Выбрать главу

Принимал о. Иосиф в той же келье, где и покойный старец; исповедовал сидя на том же месте — на кровати, где покойный батюшка по нездоровью всегда занимался полулёжа. У изголовья теперь стоял большой портрет старца Амвросия, очень верно изображенный. Вся эта обстановка много говорила душе. К тому же старец Иосиф и по смирению и по своей любви к отцу Амвросию, никогда ничего не говорил от себя, а всегда ссылался на пример из жизни своего наставника. Сам он сильно скучал без старца и любил вспоминать о нём; и нередко эти дорогие воспоминания обрывались на полуслове… «Всё прошло и всё проходит», — заканчивал о. Иосиф с глубоким вздохом, и тихая грусть светилась в его кротких очах… Очень характерен его ответ на слова одной духовной дочери, что мол, столько скорбей выпало на его долю. Старец Иосиф сказал: «Какие скорби при Батюшке? Я их тогда не чувствовал, а вот теперь…», — и он от волнения не докончил.

Первым и самым тяжелым бременем легла на старца Иосифа, конечно, осиротелая Шамординская обитель. Неустроенная, необеспеченная, она пережила тяжелое время. Много было тогда волнений, смущений и прочего, и много испытал и видел о. Иосиф скорбей из-за неё. Но всё он победил своим терпением и смирением. Враг рода человеческого делал своё дело, и многие духовные люди обнаружили свою немощь человеческую, но о. Иосиф один остался неуязвимым и невозмутимым. Он при помощи Божией сумел остаться в хороших, искренних отношениях со всеми, кто прямо или косвенно показывал ему своё недружелюбие и никогда ни о ком из них не обмолвился ни одним словом, и, в конце концов, заставил всех признать его превосходство духовное и внушить к себе одно уважение.

При жизни старца Амвросия о. Иосиф не принимал никакого участия в делах Шамордина; но по кончине его, как сказано было выше, он почувствовал такую жалость к этой обители, какой и сам не ожидал, как говорил впоследствии. Он принял, так сказать, на свои руки это детище батюшки о. Амвросия. Настоятельница обители, верная и преданная ученица о. Амвросия, с глубоким расположением стала теперь во всех делах монастырских советоваться со старцем Иосифом, и по-прежнему в обители ничего не делалось без воли старца и его благословения. Лишенная зрения, игуменья Ефросиния единственную поддержку и утешение находила в старце Иосифе, и ему одному поверяла всё, что ложилось на её душу тяжёлым бременем. Удивительный пример отношения к старцу являла собой эта настоятельница: сама духовная старица, опытная и мудрая, ровесница по летам и 8-ю годами старше о. Иосифа по монашеству, она глубоко смирялась перед ним, как пред указанным Богом старцем. Она часто ездила к нему, ещё чаще писала (несмотря на свою слепоту, она писала старцу всегда сама по подложенной линейке), и постоянно в каждом деле призывала его молитвенную помощь наравне с драгоценным именем батюшки Амвросия.

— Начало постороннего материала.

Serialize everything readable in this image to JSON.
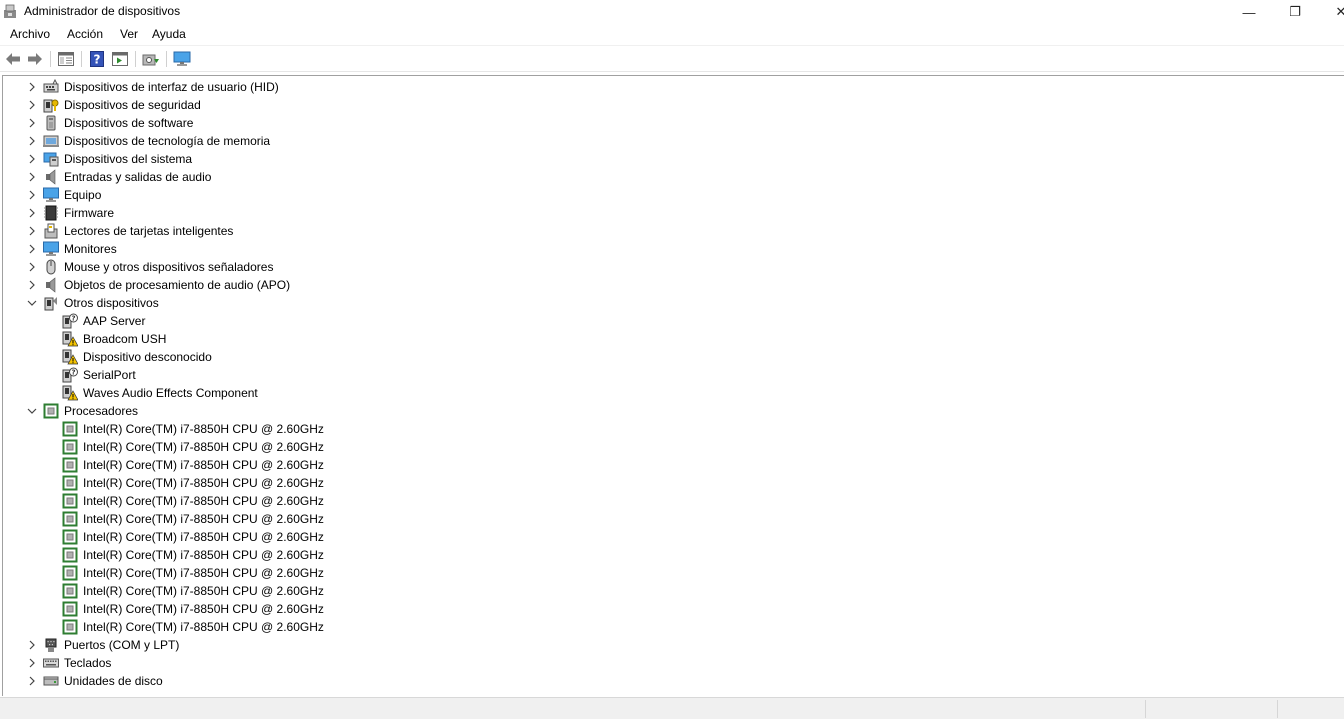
{
  "window": {
    "title": "Administrador de dispositivos",
    "min_glyph": "—",
    "max_glyph": "❐",
    "close_glyph": "✕"
  },
  "menu": [
    "Archivo",
    "Acción",
    "Ver",
    "Ayuda"
  ],
  "toolbar": {
    "icons": [
      "back-arrow-icon",
      "forward-arrow-icon",
      "properties-pane-icon",
      "help-icon",
      "action-pane-icon",
      "scan-hardware-icon",
      "monitor-icon"
    ]
  },
  "tree": {
    "top_categories": [
      {
        "label": "Dispositivos de interfaz de usuario (HID)",
        "icon": "hid-icon"
      },
      {
        "label": "Dispositivos de seguridad",
        "icon": "security-device-icon"
      },
      {
        "label": "Dispositivos de software",
        "icon": "software-device-icon"
      },
      {
        "label": "Dispositivos de tecnología de memoria",
        "icon": "memory-technology-icon"
      },
      {
        "label": "Dispositivos del sistema",
        "icon": "system-device-icon"
      },
      {
        "label": "Entradas y salidas de audio",
        "icon": "speaker-icon"
      },
      {
        "label": "Equipo",
        "icon": "computer-icon"
      },
      {
        "label": "Firmware",
        "icon": "firmware-chip-icon"
      },
      {
        "label": "Lectores de tarjetas inteligentes",
        "icon": "smart-card-reader-icon"
      },
      {
        "label": "Monitores",
        "icon": "monitor-icon"
      },
      {
        "label": "Mouse y otros dispositivos señaladores",
        "icon": "mouse-icon"
      },
      {
        "label": "Objetos de procesamiento de audio (APO)",
        "icon": "speaker-icon"
      }
    ],
    "other_devices": {
      "label": "Otros dispositivos",
      "icon": "unknown-device-icon",
      "children": [
        {
          "label": "AAP Server",
          "icon": "unknown-device-question-icon"
        },
        {
          "label": "Broadcom USH",
          "icon": "device-warning-icon"
        },
        {
          "label": "Dispositivo desconocido",
          "icon": "device-warning-icon"
        },
        {
          "label": "SerialPort",
          "icon": "unknown-device-question-icon"
        },
        {
          "label": "Waves Audio Effects Component",
          "icon": "device-warning-icon"
        }
      ]
    },
    "processors": {
      "label": "Procesadores",
      "icon": "processor-icon",
      "children": [
        "Intel(R) Core(TM) i7-8850H CPU @ 2.60GHz",
        "Intel(R) Core(TM) i7-8850H CPU @ 2.60GHz",
        "Intel(R) Core(TM) i7-8850H CPU @ 2.60GHz",
        "Intel(R) Core(TM) i7-8850H CPU @ 2.60GHz",
        "Intel(R) Core(TM) i7-8850H CPU @ 2.60GHz",
        "Intel(R) Core(TM) i7-8850H CPU @ 2.60GHz",
        "Intel(R) Core(TM) i7-8850H CPU @ 2.60GHz",
        "Intel(R) Core(TM) i7-8850H CPU @ 2.60GHz",
        "Intel(R) Core(TM) i7-8850H CPU @ 2.60GHz",
        "Intel(R) Core(TM) i7-8850H CPU @ 2.60GHz",
        "Intel(R) Core(TM) i7-8850H CPU @ 2.60GHz",
        "Intel(R) Core(TM) i7-8850H CPU @ 2.60GHz"
      ]
    },
    "bottom_categories": [
      {
        "label": "Puertos (COM y LPT)",
        "icon": "port-icon"
      },
      {
        "label": "Teclados",
        "icon": "keyboard-icon"
      },
      {
        "label": "Unidades de disco",
        "icon": "disk-drive-icon"
      }
    ]
  },
  "colors": {
    "warning": "#f5c400",
    "chip_green": "#2e7d32",
    "monitor_blue": "#3a8fd8",
    "tree_border": "#a0a0a0"
  }
}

Вскоре о. Иосиф и официально был утверждён духовником Шамординских сестёр наравне с скитоначальником старцем о. Анатолием, и потому два раза в год — Петровским и Успенским постами — приезжал в Шамордино для исповеди духовных детей старца Амвросия, перешедших теперь к нему (а в зимнее время сёстры ездили к нему).

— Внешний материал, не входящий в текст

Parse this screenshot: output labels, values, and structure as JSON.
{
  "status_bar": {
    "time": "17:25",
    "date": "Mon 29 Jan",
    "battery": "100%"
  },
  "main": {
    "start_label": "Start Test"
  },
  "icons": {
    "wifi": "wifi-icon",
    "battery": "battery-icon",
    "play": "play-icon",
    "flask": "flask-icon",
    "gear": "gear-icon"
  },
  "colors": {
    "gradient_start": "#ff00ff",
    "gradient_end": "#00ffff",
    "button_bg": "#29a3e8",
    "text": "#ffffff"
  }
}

Для скорбных сестёр приезды эти служили большой радостью. Его встречали и провожали, как покойного батюшку Амвросия. Такою же тесною толпой окружали они его, также сопровождали во время осмотра монастыря и также нежно и усердно заботились о покое того, кто с такою любовью принял на себя все тяжелые заботы о них. Батюшка Иосиф сделался для них вторым отцом: их нужды, их скорби были для него своими, их душевное спасение — дорого.

В Шамордине он никогда почти не оставался ночевать, сколько его ни упрашивали. «Нет, — говорил он, — хоть и поздно, а как-то приятно ехать по той дороге, по которой ездил батюшка и аз с ним». Сколько любви к старцу и глубокой грусти по нём скрывалось в этих словах!